Describe this image in a detailed paragraph:

{{media url=photoUrl}}

The URL can be https:// or base64-encoded data: URIs for "inline" image usage. In code, this would be:

dotprompt.SetDirectory("prompts")
describeImagePrompt, err := dotprompt.Open("describe_image")
if err != nil {
	return err
}

imageBytes, err := os.ReadFile("img.jpg")
if err != nil {
	return err
}
encodedImage := base64.StdEncoding.EncodeToString(imageBytes)
dataURI := "data:image/jpeg;base64," + encodedImage

type DescribeImagePromptInput struct {
	PhotoUrl string `json:"photo_url"`
}
response, err := describeImagePrompt.Generate(
	context.Background(),
	dotprompt.WithInput(DescribeImagePromptInput{
		PhotoUrl: dataURI,
	}),
	nil,
)

Prompt Variants

Because prompt files are just text, you can (and should!) commit them to your version control system, allowing you to compare changes over time easily. Often times, tweaked versions of prompts can only be fully tested in a production environment side-by-side with existing versions. Dotprompt supports this through its variants feature.

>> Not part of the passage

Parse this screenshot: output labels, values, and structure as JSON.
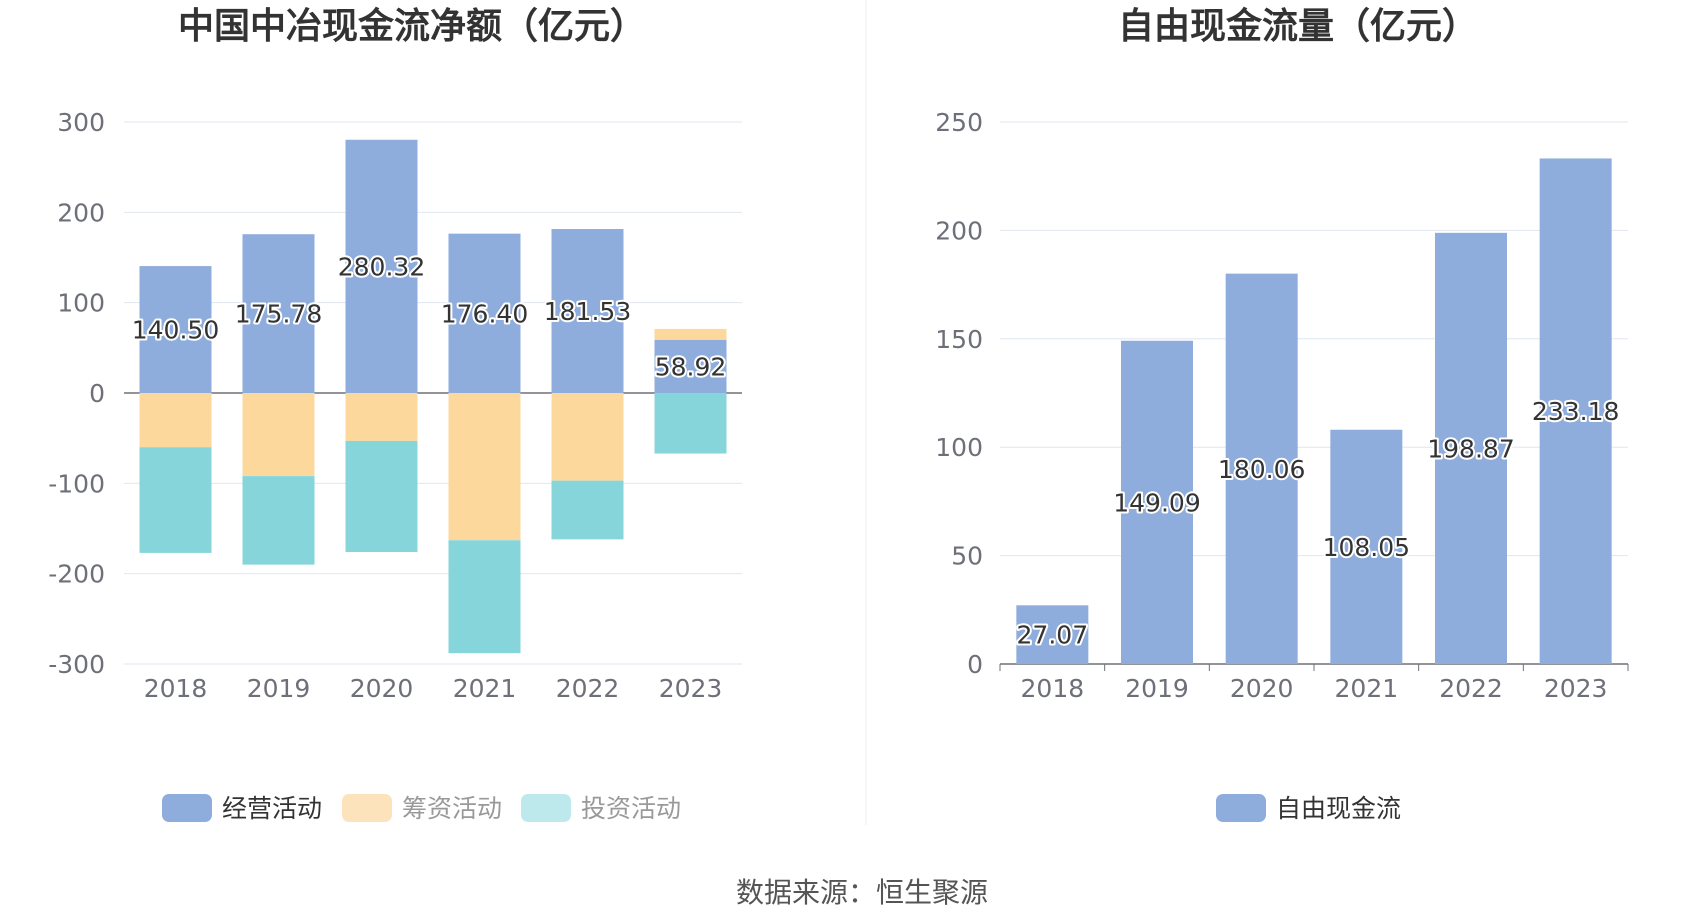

To create a variant, create a [name].[variant].prompt file. For instance, if you were using Gemini 1.5 Flash in your prompt but wanted to see if Gemini 1.5 Pro would perform better, you might create two files:

  • my_prompt.prompt: the "baseline" prompt
  • my_prompt.geminipro.prompt: a variant named "geminipro"

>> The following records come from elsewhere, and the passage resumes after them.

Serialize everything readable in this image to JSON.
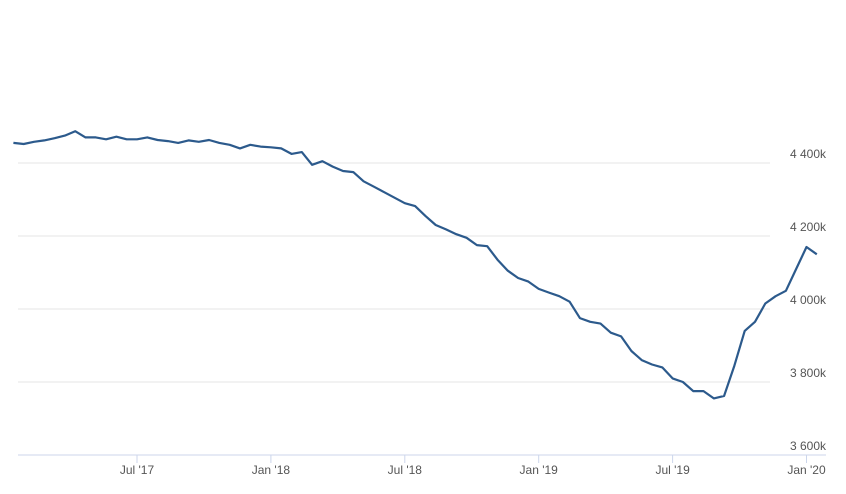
{
  "chart_data": {
    "type": "line",
    "categories": [
      null,
      null,
      null,
      null,
      null,
      null,
      null,
      null,
      null,
      null,
      null,
      null,
      "Jul '17",
      null,
      null,
      null,
      null,
      null,
      null,
      null,
      null,
      null,
      null,
      null,
      null,
      "Jan '18",
      null,
      null,
      null,
      null,
      null,
      null,
      null,
      null,
      null,
      null,
      null,
      null,
      "Jul '18",
      null,
      null,
      null,
      null,
      null,
      null,
      null,
      null,
      null,
      null,
      null,
      null,
      "Jan '19",
      null,
      null,
      null,
      null,
      null,
      null,
      null,
      null,
      null,
      null,
      null,
      null,
      "Jul '19",
      null,
      null,
      null,
      null,
      null,
      null,
      null,
      null,
      null,
      null,
      null,
      null,
      "Jan '20",
      null
    ],
    "series": [
      {
        "color": "#2c5a8c",
        "values": [
          4455,
          4452,
          4458,
          4462,
          4468,
          4475,
          4487,
          4470,
          4470,
          4465,
          4472,
          4465,
          4465,
          4470,
          4463,
          4460,
          4455,
          4462,
          4458,
          4463,
          4455,
          4450,
          4440,
          4450,
          4445,
          4443,
          4440,
          4425,
          4430,
          4395,
          4405,
          4390,
          4378,
          4375,
          4350,
          4335,
          4320,
          4305,
          4290,
          4282,
          4255,
          4230,
          4218,
          4205,
          4195,
          4175,
          4172,
          4135,
          4105,
          4085,
          4075,
          4055,
          4045,
          4035,
          4020,
          3975,
          3965,
          3960,
          3935,
          3925,
          3885,
          3860,
          3848,
          3840,
          3810,
          3800,
          3775,
          3775,
          3755,
          3762,
          3845,
          3940,
          3965,
          4015,
          4035,
          4050,
          4110,
          4170,
          4150
        ]
      }
    ],
    "ylim": [
      3600,
      4800
    ],
    "yticks": [
      {
        "value": 3600,
        "label": "3 600k"
      },
      {
        "value": 3800,
        "label": "3 800k"
      },
      {
        "value": 4000,
        "label": "4 000k"
      },
      {
        "value": 4200,
        "label": "4 200k"
      },
      {
        "value": 4400,
        "label": "4 400k"
      }
    ],
    "grid": true
  }
}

To use a prompt variant, specify the variant when loading:

describeImagePrompt, err := dotprompt.OpenVariant("describe_image", "geminipro")

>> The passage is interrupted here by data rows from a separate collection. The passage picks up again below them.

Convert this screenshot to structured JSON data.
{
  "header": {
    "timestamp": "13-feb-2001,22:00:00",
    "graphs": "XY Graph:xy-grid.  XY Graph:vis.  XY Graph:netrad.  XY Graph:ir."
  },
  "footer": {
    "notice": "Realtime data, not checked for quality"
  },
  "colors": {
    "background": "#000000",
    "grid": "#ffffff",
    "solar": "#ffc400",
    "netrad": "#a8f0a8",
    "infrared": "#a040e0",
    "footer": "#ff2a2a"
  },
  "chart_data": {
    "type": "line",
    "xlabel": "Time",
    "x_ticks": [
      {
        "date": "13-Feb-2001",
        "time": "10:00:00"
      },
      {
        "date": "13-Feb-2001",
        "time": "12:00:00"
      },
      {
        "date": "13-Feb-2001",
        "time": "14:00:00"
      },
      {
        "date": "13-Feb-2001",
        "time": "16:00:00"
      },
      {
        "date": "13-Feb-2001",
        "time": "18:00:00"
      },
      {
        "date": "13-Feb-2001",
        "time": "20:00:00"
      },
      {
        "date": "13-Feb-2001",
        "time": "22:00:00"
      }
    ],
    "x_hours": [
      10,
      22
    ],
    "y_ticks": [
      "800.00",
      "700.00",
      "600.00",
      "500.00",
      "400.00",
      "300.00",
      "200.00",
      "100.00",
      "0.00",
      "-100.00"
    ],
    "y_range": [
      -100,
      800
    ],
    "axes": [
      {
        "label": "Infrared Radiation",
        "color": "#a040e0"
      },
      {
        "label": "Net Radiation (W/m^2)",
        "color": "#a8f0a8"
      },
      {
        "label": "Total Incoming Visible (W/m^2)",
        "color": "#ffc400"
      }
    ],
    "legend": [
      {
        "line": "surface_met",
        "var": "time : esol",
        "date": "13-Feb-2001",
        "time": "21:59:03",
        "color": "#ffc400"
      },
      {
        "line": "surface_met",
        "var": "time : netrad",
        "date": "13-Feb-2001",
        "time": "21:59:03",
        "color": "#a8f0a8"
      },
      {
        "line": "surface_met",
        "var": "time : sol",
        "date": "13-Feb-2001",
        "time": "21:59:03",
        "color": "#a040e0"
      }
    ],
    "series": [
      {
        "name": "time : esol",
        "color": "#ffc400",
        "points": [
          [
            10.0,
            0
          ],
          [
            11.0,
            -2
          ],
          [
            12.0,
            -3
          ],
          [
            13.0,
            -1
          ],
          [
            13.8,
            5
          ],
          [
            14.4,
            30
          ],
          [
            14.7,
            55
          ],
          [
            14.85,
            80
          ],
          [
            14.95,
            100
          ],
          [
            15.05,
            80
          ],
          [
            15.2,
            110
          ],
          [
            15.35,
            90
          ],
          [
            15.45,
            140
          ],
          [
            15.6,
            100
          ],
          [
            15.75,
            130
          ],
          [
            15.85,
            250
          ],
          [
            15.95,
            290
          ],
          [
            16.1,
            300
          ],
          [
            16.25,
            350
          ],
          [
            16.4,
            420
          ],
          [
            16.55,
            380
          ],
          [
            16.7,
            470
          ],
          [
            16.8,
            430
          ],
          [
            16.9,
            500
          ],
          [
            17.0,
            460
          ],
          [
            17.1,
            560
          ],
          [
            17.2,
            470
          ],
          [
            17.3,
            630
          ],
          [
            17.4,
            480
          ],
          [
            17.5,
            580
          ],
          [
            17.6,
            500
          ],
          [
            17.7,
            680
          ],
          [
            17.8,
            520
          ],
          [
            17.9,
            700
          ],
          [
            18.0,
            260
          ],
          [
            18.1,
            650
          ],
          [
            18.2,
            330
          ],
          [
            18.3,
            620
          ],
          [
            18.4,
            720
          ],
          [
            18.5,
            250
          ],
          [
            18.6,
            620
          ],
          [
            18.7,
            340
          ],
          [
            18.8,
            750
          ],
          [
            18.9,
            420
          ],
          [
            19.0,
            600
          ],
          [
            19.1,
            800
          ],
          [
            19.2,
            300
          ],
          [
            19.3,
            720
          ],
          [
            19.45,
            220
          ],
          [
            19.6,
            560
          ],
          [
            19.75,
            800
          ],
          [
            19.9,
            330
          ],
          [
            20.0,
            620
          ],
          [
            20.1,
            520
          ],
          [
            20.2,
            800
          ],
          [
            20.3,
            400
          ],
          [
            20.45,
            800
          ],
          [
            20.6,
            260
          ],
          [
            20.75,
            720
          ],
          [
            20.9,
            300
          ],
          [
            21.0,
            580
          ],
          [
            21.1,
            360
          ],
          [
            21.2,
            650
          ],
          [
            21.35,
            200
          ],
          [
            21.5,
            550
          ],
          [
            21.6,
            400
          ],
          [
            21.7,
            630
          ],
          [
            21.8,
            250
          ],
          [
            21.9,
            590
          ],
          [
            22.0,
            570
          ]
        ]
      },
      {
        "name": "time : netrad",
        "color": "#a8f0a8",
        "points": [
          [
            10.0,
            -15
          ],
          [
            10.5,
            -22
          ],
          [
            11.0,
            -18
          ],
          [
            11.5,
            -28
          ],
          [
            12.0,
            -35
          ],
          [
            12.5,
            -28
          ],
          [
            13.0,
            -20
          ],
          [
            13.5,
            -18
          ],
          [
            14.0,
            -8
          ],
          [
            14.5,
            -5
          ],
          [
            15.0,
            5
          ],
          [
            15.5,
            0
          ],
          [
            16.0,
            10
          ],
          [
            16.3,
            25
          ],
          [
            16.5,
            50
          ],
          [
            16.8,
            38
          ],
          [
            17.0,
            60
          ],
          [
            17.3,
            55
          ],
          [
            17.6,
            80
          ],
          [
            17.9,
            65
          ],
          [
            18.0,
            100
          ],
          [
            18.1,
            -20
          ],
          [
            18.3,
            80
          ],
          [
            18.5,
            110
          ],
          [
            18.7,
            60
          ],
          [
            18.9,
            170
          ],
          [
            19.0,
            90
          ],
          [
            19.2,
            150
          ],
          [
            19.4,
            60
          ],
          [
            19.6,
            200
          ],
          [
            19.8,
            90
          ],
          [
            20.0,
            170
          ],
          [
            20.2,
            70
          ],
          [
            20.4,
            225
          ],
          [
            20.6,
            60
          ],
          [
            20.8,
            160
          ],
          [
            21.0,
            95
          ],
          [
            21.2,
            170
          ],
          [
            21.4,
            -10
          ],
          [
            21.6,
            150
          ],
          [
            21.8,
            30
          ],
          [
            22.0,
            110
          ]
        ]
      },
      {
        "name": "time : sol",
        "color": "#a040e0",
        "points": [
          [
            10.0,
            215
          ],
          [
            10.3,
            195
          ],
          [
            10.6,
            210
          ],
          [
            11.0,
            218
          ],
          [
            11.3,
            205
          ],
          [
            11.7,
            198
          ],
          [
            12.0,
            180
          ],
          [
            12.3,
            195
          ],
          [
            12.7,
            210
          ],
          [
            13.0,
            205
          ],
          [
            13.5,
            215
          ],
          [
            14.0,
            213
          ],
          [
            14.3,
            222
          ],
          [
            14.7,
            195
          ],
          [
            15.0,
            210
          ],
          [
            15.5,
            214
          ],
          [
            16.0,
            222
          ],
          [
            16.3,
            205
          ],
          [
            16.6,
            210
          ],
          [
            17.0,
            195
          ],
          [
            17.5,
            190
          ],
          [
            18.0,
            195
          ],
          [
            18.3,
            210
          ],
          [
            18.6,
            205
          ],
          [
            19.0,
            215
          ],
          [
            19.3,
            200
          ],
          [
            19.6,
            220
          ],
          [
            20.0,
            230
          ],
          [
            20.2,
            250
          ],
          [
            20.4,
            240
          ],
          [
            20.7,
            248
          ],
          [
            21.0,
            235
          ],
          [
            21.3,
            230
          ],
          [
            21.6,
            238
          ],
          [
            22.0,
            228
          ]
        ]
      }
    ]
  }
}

The prompt loader will attempt to load the variant of that name, and fall back to the baseline if none exists. This means you can use conditional loading based on whatever criteria makes sense for your application:

var myPrompt *dotprompt.Prompt
var err error
if isBetaTester(user) {
	myPrompt, err = dotprompt.OpenVariant("describe_image", "geminipro")
} else {
	myPrompt, err = dotprompt.Open("describe_image")
}

The name of the variant is included in the metadata of generation traces, so you can compare and contrast actual performance between variants in the Genkit trace inspector.